Metro

City settles ‘Occupy’ lawsuit for $350 K

The city has agreed to pay more than $350,000 to settle three lawsuits brought by protestors at Occupy Wall Street who claimed thousands of books, electronic equipment and bikes seized by the city were either damaged or never returned.

The biggest winner in the deal was civil rights lawyer Normal Siegel, who collected $186,349 in legal fees, sources said.

Twenty-six truckloads of materials were carted off when cops raided Zuccotti Park on Nov. 15, 2011 and ended a two-month sit-in that drew worldwide attention.

Among them, according to a federal lawsuit, were 3,600 books that were part of the stock of the “People’s Library.”

The volumes included classics by Shakespeare and Dostoevsky, an autobiography of Andrew Carnegie and even Mayor Bloomberg’s autobiogpraphy, “Bloomberg by Bloomberg,” said Siegel.

About 1,000 books were recovered from the Sanitation Department.
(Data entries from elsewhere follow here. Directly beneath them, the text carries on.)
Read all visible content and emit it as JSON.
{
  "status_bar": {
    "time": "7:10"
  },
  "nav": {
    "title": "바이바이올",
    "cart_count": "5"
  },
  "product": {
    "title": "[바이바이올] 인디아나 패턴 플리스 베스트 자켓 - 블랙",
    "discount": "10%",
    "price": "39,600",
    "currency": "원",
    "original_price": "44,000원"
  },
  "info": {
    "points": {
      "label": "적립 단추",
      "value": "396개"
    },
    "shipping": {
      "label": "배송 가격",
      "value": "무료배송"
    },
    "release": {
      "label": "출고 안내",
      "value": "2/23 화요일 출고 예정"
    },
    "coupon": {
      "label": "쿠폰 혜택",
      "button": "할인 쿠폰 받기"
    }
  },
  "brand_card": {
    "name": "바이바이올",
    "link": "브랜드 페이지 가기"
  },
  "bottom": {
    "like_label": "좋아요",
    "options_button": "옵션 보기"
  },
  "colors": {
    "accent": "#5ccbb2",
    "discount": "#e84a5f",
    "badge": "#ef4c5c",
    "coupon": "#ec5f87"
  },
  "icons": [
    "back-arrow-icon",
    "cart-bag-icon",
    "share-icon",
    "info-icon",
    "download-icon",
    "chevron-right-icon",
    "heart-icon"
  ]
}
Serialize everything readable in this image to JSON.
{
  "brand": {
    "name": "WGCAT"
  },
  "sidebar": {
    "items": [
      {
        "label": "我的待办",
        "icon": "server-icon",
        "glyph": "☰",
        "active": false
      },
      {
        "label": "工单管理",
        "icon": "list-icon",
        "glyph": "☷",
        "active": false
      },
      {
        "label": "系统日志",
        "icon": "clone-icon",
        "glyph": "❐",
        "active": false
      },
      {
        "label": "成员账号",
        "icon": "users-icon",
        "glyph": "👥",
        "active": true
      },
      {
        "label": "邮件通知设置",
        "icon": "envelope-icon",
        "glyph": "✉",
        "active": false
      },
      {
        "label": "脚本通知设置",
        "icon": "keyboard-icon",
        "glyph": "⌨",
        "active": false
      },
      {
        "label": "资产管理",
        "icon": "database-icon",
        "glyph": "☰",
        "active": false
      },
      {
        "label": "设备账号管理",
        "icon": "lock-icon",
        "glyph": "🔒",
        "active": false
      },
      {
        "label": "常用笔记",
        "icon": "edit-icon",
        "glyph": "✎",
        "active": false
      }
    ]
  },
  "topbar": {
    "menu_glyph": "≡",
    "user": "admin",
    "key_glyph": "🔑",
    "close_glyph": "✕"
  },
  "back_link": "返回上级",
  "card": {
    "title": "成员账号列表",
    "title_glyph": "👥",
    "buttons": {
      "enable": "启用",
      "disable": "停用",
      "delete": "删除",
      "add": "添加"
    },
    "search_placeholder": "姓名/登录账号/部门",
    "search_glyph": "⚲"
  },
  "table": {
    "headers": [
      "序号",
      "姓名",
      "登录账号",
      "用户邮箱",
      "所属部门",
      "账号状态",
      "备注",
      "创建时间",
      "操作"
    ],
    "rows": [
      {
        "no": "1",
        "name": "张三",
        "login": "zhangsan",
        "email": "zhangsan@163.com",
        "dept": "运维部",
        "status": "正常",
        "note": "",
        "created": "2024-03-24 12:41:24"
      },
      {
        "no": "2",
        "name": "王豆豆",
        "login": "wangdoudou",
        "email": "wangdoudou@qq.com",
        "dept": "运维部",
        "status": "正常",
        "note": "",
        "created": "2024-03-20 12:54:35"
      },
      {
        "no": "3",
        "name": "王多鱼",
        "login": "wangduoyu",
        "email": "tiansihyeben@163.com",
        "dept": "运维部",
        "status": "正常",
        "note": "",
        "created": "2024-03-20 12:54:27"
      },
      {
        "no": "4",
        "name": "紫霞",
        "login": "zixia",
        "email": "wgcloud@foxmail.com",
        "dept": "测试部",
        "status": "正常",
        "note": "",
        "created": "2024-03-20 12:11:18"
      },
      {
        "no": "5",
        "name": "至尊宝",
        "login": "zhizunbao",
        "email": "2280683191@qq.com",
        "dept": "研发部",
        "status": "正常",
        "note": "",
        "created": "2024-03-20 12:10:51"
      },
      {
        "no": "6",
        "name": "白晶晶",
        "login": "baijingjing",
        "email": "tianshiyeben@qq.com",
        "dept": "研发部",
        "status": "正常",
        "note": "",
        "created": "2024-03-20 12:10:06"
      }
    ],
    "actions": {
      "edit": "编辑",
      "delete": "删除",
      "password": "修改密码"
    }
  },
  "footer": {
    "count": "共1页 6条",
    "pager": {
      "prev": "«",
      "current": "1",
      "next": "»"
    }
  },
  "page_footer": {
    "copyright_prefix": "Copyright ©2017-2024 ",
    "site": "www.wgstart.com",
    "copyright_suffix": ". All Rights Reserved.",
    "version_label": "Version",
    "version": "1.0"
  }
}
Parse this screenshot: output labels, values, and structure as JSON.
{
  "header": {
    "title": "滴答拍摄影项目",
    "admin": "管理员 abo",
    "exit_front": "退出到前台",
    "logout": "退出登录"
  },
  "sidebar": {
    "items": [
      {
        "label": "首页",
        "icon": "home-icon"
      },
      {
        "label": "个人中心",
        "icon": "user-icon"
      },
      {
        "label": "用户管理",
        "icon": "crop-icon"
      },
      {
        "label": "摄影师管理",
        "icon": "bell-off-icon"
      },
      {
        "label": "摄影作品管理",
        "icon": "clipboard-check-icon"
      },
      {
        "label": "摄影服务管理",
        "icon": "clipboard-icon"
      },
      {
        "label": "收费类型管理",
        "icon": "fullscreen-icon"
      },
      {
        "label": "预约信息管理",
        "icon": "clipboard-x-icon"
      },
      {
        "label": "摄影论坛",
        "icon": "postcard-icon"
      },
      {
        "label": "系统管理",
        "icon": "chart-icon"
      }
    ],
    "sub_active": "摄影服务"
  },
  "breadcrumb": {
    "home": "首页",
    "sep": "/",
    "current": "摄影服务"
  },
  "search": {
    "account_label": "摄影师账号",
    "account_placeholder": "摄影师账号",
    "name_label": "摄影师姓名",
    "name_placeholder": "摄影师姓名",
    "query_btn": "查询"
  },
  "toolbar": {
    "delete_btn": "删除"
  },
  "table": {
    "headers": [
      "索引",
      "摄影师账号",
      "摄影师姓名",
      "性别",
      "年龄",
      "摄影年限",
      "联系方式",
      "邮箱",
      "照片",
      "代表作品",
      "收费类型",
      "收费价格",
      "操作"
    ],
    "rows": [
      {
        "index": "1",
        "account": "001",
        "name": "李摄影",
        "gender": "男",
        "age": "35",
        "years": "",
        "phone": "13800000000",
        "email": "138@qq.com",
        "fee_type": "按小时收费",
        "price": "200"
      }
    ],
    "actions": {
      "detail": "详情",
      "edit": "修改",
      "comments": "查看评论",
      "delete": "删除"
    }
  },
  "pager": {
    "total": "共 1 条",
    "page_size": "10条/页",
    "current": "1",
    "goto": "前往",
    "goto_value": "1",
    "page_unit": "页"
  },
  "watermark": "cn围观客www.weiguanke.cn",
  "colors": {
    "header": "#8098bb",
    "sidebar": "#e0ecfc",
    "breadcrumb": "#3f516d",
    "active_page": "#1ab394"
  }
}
But 200 were so severely damaged that had to be tossed, the lawsuit said.

The protestors sued for $47,000 and that’s what they got.

One third of that sum is being paid by Brookfield Properties, which owns Zuccotti Park.

In a second lawsuit, the city paid $75,000 to Global Revolution Television for broken electronic equipment and $49,850 in lawyer’s fees to Wylie Stecklow.

In a third suit, the Time’s Up bike group collected $8,500 for bicycles that were damaged. The group’s lawyer, Samuel B. Cohen, received no fee.